J'en reviens à la France. Dans un monde où tout va de plus en plus vite, il est difficile, notamment pour l'exécutif, de tenir compte à la fois des deux horizons des court et long termes. D'autant que pour les enjeux de court terme, chaque intérêt particulier n'hésite pas à se manifester, parfois de manière vive, grâce à la multitude de canaux d'expression, alors que les enjeux de moyen et long terme exigent au contraire de prendre le temps d'une réflexion apaisée et documentée. Ne faudrait-il pas à un moment scinder les deux degrés de réflexion, pour les recombiner plus tard, de façon que le long terme soit mieux pris en considération ? Dominique Bourg, vice-président de notre fondation, a développé toute une réflexion sur ce sujet.

D'excellents travaux, comme ceux du Commissariat général à la stratégie et à la prospective ou du Conseil économique, social et environnemental, ne sont pas suffisamment mis à profit. Depuis combien de temps traîne dans les tiroirs le rapport de Guillaume Sainteny sur les aides publiques dommageables à la biodiversité, qui contient pourtant nombre de propositions concrètes qui pourraient être mises en oeuvre immédiatement ?

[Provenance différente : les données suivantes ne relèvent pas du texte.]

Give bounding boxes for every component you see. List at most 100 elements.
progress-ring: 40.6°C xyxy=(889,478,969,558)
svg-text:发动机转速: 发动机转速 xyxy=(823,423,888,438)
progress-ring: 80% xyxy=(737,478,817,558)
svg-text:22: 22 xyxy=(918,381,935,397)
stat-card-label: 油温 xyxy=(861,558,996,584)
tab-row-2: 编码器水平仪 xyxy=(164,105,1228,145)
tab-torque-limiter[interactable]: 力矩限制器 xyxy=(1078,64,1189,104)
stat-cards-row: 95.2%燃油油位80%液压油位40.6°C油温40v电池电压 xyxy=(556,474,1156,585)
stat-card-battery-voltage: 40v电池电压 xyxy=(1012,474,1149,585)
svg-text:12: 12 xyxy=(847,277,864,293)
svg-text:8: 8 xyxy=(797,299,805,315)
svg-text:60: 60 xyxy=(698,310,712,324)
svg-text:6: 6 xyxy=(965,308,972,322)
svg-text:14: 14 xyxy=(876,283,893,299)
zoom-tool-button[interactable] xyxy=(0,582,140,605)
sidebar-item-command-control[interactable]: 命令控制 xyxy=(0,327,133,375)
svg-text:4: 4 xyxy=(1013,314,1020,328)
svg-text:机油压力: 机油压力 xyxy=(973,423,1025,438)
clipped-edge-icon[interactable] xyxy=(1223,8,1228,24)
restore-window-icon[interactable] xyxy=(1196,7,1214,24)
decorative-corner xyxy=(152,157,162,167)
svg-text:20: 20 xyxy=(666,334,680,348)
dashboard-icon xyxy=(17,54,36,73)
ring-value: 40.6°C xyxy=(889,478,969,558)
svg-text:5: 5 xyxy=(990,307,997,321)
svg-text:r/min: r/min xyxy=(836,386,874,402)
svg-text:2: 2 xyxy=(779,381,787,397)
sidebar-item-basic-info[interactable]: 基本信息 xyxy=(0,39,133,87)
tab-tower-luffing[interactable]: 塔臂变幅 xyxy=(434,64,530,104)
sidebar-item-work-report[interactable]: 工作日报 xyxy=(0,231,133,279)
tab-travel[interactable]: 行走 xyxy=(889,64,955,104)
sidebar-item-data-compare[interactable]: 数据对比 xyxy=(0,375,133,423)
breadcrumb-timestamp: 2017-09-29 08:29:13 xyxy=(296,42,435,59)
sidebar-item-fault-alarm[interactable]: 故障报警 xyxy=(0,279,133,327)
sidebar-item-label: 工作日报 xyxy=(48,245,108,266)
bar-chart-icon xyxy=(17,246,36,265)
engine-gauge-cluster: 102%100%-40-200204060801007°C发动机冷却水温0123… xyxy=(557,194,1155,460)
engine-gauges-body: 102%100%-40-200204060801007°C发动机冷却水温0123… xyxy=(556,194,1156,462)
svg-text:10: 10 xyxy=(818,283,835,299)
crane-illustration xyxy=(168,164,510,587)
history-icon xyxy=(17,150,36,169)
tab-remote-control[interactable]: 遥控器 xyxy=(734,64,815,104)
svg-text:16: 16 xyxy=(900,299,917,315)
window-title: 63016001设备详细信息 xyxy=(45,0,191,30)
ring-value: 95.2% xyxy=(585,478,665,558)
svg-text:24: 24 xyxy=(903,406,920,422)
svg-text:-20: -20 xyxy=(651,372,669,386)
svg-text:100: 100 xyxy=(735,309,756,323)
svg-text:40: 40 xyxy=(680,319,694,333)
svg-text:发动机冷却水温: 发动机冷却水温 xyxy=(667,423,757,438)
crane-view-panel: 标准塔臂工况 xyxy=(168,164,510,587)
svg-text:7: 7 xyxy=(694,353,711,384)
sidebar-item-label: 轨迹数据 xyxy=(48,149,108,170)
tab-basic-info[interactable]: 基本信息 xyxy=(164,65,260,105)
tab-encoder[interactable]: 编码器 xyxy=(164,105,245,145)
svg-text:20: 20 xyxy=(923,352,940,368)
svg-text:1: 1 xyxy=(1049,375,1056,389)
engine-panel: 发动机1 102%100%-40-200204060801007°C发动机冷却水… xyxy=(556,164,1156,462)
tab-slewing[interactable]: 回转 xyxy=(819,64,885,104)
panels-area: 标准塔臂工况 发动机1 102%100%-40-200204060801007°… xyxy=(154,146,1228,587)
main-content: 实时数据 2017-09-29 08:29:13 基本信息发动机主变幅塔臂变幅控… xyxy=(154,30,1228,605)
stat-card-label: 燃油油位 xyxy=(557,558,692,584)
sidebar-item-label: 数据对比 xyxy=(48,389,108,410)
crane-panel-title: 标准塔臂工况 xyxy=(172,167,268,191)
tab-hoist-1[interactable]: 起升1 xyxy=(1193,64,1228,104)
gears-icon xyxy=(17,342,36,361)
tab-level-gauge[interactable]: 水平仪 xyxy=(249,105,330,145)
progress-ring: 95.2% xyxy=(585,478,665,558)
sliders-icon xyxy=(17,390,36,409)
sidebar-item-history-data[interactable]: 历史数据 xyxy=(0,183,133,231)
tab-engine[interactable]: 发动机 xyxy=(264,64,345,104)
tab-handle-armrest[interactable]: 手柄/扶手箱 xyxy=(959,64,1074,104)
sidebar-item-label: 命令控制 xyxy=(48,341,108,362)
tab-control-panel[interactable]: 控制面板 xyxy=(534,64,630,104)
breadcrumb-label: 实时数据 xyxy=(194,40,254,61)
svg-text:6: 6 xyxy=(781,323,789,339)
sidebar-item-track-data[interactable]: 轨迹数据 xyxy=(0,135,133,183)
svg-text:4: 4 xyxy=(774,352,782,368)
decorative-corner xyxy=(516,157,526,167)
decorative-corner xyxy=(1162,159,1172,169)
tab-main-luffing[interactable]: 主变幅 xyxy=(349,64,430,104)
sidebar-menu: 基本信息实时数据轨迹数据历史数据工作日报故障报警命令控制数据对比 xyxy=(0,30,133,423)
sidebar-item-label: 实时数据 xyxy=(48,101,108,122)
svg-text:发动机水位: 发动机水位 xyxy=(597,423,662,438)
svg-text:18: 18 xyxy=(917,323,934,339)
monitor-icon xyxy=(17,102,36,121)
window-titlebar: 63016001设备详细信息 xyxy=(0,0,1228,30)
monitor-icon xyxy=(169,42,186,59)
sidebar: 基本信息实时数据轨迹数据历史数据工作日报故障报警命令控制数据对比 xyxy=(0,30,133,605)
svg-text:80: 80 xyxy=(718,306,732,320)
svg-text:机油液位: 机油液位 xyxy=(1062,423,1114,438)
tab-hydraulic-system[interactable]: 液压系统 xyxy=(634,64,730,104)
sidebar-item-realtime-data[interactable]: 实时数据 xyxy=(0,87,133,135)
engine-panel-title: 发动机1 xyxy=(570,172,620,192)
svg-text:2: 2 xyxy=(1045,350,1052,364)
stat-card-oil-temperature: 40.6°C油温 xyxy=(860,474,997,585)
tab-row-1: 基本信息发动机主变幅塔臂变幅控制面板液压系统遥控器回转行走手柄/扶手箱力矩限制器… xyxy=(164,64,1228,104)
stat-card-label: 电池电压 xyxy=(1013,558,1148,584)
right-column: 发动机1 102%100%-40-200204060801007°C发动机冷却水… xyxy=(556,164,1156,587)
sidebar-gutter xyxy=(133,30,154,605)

Quels sont les principaux verrous au changement ? Allons-nous assister en spectateurs, avertis mais impuissants, à la marche vers une catastrophe globale ? Pourquoi a-t-on si peu progressé en vingt-cinq ans ? À cela, je vois une cause culturelle tout d'abord : on a encore tendance à considérer, en France et ailleurs, que le progrès est irréversible, que la crise n'est que passagère et que, le temps étant notre meilleur allié, il suffit de courber l'échine et que la situation va s'arranger. Demeure aussi profondément ancrée une vision scientiste et positiviste, selon laquelle la science aurait réponse à tout : le génie humain pourrait réussir à régler de nouveau la machinerie climatique, à remplacer les écosystèmes détruits, à réparer les dommages causés par la disparition de certaines espèces… et saura, pourquoi pas, utiliser les ressources d'une deuxième planète pour satisfaire toutes nos convoitises. Il existe aussi, certes de manière marginale, un certain scepticisme quant à ces enjeux universels et à la part anthropique des changements climatiques. Mais même l'académie des sciences du Saint-Siège ne met pas en doute la responsabilité de l'homme dans ces changements.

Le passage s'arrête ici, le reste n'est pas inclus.